Venedig vibriert jetzt wie einst. Waren es in der Vergangenheit die eifrigen Händler und Zöllner, die das Stadtbild dominierten, so bevölkern heute TouristInnen und fliegenden HändlerInnen die Lagunenstadt. Der Glanz des Wohlstandes aus der Vergangenheit ist – bei einer gleichzeitig morbiden Stimmung – noch immer zu spüren. Venedig bleibt einzigartig, und auch wenn die wirtschaftliche Hochblüte schon lange vorbei ist: Die Erträge der Verführungskunst der Gewürze sind noch heute zu bestaunen, denn die Lust und die Gier nach exotischen Gewürzen haben den Entdeckergeist der Venezianer angefacht, sie zu Abenteuern verführt und die Kassen gefüllt.

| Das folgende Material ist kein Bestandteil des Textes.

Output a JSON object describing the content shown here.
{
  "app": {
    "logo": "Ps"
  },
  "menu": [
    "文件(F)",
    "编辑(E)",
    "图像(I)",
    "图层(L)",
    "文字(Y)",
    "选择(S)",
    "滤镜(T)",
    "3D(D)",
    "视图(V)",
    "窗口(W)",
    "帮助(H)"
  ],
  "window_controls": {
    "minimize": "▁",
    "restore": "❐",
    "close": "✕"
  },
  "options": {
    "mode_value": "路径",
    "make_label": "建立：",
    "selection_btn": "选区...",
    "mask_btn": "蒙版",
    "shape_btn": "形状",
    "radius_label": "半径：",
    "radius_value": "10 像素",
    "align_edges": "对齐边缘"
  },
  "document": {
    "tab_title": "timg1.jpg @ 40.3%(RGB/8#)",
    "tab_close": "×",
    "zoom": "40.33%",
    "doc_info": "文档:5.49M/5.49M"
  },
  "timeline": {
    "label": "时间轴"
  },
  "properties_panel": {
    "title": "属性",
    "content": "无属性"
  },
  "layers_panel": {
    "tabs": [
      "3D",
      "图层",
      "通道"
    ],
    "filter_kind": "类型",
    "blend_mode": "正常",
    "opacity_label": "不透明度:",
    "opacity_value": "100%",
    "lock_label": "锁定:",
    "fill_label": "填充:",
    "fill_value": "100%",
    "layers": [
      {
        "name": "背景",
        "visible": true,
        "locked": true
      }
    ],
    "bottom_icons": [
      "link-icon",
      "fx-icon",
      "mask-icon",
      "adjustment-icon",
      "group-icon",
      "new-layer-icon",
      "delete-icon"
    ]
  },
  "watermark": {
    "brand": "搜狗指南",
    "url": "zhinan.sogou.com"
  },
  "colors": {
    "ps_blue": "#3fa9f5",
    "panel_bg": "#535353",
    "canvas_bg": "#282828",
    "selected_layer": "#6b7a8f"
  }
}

SCHLAUER HANDEL, HOHE STEUERN
Tatsächlich zeugt die ganze historische Kulisse der Lagunenstadt von der erfolgreichen Etablierung des Gewürzhandels und der Neugier sowie dem Geltungsdrang der Europäer. Wenn man über die große Rialtobrücke spaziert oder sich mit den anderen TouristInnen über den Markusplatz treiben lässt, fällt es nicht schwer, sich die alten, glorreichen Zeiten der Republik Venedig vorzustellen. Damals konnten einflussreiche Dogen die Geschicke der Lagunenstadt über Jahrhunderte hinweg erfolgreich regeln und ihr zu einem wirtschaftlich unvorstellbaren Glanz und Reichtum verhelfen.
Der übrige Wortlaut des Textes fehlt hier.